Olaf Witkowski is a pioneering leader in exploring the language of artificial minds. He serves as Founding Director of Cross Labs, an innovative AI research institute in Kyoto dedicated to diverse intelligences and compassionate technology. He currently holds multiple influential positions, including President of the International Society for Artificial Life (ISAL) and Board Director at leading AI company Cross Compass Ltd. He holds a PhD in Computer Science from the University of Tokyo, is an alumnus member of Princeton’s Institute for Advanced Study, and serves as external faculty at various universities in Japan. He has co-founded research ventures across three continents, including YHouse Inc. in New York—a nonprofit focused on consciousness and AI—the Center for the Study of Apparent Selves in Kathmandu, which explores Buddhist philosophy and AI ethics, and the newly established Artificial Life Institute in Kyoto.
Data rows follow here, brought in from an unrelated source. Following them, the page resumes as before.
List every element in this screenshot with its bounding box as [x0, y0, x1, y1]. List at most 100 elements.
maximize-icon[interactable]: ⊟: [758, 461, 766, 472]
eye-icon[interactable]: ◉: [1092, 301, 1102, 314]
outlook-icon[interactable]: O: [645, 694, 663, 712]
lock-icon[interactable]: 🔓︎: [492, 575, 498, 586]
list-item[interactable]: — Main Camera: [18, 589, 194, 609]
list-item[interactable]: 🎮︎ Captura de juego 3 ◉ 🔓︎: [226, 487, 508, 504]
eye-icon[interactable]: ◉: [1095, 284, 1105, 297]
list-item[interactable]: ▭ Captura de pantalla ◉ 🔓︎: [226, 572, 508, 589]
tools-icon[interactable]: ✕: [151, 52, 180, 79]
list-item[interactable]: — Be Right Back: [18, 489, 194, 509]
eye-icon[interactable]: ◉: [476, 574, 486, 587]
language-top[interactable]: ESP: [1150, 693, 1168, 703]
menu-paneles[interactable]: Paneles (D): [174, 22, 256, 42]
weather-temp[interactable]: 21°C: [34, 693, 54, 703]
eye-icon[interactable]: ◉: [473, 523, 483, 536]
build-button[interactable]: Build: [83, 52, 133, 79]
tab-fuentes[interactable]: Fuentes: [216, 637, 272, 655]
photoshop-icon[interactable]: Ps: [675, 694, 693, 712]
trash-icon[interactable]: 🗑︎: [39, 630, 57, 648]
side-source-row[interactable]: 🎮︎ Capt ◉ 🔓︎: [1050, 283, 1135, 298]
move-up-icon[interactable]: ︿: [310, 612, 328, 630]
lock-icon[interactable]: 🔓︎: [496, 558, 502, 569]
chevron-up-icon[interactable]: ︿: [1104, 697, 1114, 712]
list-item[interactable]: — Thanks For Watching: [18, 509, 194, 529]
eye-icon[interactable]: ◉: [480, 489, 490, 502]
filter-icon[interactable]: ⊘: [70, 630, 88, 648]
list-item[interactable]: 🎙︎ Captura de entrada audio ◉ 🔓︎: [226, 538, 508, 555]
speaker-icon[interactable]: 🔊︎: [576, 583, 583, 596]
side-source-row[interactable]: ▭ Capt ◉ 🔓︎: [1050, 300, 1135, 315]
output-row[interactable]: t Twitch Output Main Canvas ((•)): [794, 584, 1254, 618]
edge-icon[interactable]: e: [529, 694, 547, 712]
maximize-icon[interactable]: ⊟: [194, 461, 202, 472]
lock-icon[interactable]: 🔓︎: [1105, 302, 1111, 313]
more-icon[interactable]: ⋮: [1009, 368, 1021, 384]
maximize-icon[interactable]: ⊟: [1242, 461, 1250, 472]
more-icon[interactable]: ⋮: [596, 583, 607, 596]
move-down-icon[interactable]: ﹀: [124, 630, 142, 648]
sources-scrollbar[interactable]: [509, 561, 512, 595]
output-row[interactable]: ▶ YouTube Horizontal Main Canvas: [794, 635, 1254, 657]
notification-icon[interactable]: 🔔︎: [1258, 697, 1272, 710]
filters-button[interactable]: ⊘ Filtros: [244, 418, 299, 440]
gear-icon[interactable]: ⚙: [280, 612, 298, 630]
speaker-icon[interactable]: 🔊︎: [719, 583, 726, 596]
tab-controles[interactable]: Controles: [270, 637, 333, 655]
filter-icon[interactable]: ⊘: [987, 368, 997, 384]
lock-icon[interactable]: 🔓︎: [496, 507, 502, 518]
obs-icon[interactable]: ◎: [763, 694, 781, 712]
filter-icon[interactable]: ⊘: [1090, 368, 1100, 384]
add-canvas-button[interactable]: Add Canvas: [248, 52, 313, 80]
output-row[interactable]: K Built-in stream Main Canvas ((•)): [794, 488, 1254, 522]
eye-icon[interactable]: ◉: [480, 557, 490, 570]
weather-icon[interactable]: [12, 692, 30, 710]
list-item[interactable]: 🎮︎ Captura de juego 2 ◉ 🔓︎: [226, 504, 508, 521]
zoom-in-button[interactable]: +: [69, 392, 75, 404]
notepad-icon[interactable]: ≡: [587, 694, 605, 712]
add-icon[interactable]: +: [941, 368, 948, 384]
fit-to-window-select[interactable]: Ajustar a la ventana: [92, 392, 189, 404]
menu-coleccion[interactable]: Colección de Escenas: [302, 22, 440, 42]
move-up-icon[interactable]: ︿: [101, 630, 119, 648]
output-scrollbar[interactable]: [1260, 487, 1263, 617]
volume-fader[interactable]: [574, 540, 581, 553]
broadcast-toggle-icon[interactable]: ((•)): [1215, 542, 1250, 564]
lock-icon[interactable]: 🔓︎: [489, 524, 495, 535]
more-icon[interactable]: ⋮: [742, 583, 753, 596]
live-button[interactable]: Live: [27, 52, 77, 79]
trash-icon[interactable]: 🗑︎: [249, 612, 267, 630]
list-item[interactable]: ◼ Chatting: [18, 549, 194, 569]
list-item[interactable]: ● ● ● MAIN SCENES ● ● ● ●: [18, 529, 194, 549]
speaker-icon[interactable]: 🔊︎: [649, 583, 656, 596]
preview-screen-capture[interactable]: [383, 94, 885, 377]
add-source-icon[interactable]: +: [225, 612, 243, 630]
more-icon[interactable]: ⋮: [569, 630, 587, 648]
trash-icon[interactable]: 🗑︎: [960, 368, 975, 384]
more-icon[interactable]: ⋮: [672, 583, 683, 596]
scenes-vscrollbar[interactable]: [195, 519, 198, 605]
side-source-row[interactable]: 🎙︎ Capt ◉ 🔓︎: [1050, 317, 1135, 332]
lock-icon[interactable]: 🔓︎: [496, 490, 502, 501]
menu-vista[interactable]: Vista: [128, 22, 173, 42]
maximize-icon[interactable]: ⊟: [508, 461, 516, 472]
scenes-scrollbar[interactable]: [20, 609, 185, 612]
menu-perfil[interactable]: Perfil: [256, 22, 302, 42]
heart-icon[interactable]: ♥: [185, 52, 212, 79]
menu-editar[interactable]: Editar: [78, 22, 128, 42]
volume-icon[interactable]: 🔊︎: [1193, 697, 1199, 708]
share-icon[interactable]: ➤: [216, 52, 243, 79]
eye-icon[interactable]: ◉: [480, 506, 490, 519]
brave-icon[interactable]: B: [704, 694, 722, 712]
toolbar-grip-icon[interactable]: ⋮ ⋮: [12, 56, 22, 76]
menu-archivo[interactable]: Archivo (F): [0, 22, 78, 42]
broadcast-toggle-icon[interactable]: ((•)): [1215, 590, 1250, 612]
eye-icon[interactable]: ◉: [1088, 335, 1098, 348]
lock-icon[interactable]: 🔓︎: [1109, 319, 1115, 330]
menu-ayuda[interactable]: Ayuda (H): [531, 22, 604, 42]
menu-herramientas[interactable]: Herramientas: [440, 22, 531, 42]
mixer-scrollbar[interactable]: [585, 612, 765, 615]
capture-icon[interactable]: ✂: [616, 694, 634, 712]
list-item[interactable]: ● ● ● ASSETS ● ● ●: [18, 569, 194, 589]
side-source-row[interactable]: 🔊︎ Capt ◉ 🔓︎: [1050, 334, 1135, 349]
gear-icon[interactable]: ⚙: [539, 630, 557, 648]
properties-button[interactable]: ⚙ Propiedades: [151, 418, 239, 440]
In this talk, I will explore how statistical mechanics, when integrated with microbial time-series data, can reveal the hidden structure and complex dynamics of evolutionary processes in microbial communities. I will begin by presenting key theoretical results derived from statistical physics approaches to evolving complex systems. This will be followed by a case study in which we inferred interaction parameters of a Lotka–Volterra-type model from time-series data of operational taxonomic unit (OTU) abundances in the mouse gut microbiome. The inferred interaction networkexhibited characteristic structural features, and long-term simulations based on the inferred parameters showed quasi-periodic chaotic behavior—suggesting the prevalence of high-dimensional chaos in natural microbial ecosystems. Further, simulations using generalized evolutionary models based on the same parameters produced more realistic OTU dynamics, bridging theoretical modeling with empirical observations. I will also present recent findings from our participation in the Moonshot Research and Development Program, Cabinet Office, Japan, which targets an 80% reduction in methane emissions from cattle by 2050. Our analysis of OTU-level rumen microbiota data has provided new insights into the ecological and evolutionary underpinnings of microbial methane production. Overall, this talk demonstrates how the interplay between statistical mechanics and microbial data can illuminate the network structure and chaotic dynamics that drive microbial evolutionary processes.

Biography:

Kei Tokita is a Professor in the Department of Complex Systems Science at the Graduate School of Informatics, Nagoya University, where he also serves as Vice Dean since 2023. He received his Dr. Sci. in theoretical physics from the University of Tokyo in 1994. He began his academic career as an Assistant Professor in the Department of Physics at Osaka University (1994–2000), and later served as Associate Professor at the Cybermedia Center (now the D3 Center) at Osaka University (2000–2013). He was a Visiting Scholar at Harvard University twice—first in the Department of Biology and Chemistry (Shakhnovich Lab, 1996–1998) and later at the Program for Evolutionary Dynamics (Director: Prof. Martin Nowak, 2003–2004). His research centers on mathematical modeling of complex systems, with a particular focus on ecological and evolutionary dynamics. He has published extensively on community ecology, microbial population dynamics, and evolutionary game theory, using tools from nonlinear dynamics, statistical physics, and network theory. From 2023 to 2024, he served as President of the Japanese Society for Mathematical Biology. His recent work explores chaotic behavior in microbial ecosystems and the controllability of ecological networks using data-driven approaches. With an academic background that bridges physics, biology, and informatics, he seeks to uncover universal principles that govern the organization and dynamics of complex biological systems.